La Reserva Federal rebaja su previsión de crecimiento, pero mantiene sin apenas cambios la previsión de inflación en 2009. También se ha producido un cambio significativo en la Reserva Federal, que publicó el 20 de mayo las actas de su última reunión de política monetaria. En las mismas se recogen las nuevas estimaciones de crecimiento e inflación para los años 2009 y 2010. Respecto al crecimiento en 2009 revisó a la baja su estimación central desde un descenso del 0,9% al 1,7%. En cambio, sólo revisó cuatro décimas a la baja el crecimiento de 2010 hasta el 2,5%. Respecto a la inflación no varió sustancialmente su previsión de inflación subyacente para 2009 que es de un 1,3%. En este contexto es previsible que se mantenga durante todo el 2009 el tipo de interés de referencia en el rango 0%-0,25%.

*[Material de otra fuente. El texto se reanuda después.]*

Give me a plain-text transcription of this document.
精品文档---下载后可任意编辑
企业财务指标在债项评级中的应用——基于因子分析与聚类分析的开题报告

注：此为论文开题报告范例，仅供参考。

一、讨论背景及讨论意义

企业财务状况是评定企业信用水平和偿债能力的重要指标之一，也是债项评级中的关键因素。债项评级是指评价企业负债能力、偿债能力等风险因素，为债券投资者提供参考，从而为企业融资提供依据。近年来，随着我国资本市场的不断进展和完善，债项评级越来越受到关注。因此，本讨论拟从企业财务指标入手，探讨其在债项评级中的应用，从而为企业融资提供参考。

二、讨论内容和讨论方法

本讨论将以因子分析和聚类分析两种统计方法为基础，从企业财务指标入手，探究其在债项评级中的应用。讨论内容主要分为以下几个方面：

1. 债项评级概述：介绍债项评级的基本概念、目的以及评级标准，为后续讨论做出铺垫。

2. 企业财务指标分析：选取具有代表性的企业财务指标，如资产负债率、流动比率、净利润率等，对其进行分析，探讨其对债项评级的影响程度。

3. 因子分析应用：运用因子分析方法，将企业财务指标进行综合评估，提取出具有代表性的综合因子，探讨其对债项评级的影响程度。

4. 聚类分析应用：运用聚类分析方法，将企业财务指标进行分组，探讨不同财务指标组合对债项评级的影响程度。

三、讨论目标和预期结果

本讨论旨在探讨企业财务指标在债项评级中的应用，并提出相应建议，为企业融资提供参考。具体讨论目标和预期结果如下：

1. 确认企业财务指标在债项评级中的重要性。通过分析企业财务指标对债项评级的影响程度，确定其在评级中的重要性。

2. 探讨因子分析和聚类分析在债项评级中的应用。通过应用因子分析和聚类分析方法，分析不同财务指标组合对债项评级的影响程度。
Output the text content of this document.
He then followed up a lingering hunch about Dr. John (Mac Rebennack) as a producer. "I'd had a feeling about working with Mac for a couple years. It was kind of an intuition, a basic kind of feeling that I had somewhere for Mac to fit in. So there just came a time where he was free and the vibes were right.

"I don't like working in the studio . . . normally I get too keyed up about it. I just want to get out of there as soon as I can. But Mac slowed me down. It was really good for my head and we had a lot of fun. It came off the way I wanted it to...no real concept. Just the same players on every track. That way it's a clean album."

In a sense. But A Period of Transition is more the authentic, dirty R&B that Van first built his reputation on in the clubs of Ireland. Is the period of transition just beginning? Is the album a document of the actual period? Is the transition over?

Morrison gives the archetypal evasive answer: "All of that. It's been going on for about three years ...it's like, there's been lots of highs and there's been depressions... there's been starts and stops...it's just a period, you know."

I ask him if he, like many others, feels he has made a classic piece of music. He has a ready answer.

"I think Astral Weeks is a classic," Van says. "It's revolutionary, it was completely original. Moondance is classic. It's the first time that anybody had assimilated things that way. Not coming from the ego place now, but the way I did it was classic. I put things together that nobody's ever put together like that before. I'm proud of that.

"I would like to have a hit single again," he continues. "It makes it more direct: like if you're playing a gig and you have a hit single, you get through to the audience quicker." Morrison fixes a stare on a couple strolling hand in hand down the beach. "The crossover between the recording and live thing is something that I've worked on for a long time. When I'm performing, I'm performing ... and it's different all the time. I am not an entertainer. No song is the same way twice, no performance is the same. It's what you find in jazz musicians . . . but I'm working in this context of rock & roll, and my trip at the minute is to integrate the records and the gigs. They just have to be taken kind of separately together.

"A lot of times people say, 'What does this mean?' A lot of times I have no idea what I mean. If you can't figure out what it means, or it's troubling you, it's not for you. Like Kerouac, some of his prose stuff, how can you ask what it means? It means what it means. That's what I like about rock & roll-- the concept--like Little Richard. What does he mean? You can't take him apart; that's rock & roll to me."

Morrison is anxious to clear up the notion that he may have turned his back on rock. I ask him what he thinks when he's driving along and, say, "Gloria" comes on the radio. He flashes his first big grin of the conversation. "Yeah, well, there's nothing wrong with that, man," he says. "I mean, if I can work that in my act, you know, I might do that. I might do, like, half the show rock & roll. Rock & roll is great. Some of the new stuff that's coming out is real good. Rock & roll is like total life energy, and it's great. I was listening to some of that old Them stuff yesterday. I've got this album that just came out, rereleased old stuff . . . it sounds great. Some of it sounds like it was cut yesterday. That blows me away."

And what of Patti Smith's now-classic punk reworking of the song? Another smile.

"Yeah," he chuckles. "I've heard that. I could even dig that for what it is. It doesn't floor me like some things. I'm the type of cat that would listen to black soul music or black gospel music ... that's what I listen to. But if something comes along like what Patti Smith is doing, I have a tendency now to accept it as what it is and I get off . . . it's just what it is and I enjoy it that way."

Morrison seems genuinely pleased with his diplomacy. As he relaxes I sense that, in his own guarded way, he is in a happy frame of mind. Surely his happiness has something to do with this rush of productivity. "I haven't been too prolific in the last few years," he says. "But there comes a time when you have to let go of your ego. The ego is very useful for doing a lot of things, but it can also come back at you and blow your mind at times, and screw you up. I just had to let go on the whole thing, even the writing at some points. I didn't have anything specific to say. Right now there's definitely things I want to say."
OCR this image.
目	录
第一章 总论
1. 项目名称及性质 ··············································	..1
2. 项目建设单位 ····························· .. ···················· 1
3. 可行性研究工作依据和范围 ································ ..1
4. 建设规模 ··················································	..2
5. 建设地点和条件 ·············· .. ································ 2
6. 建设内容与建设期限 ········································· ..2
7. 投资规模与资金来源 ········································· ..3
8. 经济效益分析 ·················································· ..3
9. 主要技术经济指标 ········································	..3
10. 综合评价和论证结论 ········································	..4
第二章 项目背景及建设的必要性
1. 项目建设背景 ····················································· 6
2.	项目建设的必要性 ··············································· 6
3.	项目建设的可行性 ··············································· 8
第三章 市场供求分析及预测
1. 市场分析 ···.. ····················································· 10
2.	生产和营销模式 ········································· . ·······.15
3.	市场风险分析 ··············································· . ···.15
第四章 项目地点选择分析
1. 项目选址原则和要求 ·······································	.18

El Banco de Inglaterra aumenta la cuantía dedicada a la compra de deuda pública y el Banco de Japón se vuelve más optimista. Por su parte, el Banco de Inglaterra mantuvo el tipo de interés de referencia inalterado en el 0,5%. En el comunicado oficial destacó la significativa desaceleración en los últimos meses y la elevada tasa de inflación consecuencia de la fuerte depreciación de la libra esterlina. Además, el banco central anunció la extensión del plan de compra de deuda pública en el mercado secundario, incrementando en 50.000 millones de libras esterlinas el presupuesto para la compra de bonos.
Finalmente, el Banco de Japón dejó atrás su pesimismo y mejoró sus previsiones por primera vez en los últimos tres años. Según el instituto emisor el deterioro de la economía se moderará, aunque es probable que se mantenga la deflación medida por el índice de precios al consumo. Por otra parte, percibe una intensa mejora en la capacidad de financiarse de las empresas niponas. Sin embargo, y a pesar de estas mejoras, el banco central de Japón sigue investigando la posibilidad de introducir nuevas medidas para seguir apoyando al sistema financiero. Entre éstas, la más novedosa es el estudio de la posibilidad de aceptar bonos del Tesoro norteamericano junto a otros bonos de deuda pública extranjeros como colateral en el mercado abierto. Si finalmente aprobara la medida, a través de esta ampliación del rango de colaterales el Banco de Japón estaría otorgando mayor flexibilidad para acceder a su facilidad de crédito, entregando yenes a cambio de bonos emitido en otras divisas.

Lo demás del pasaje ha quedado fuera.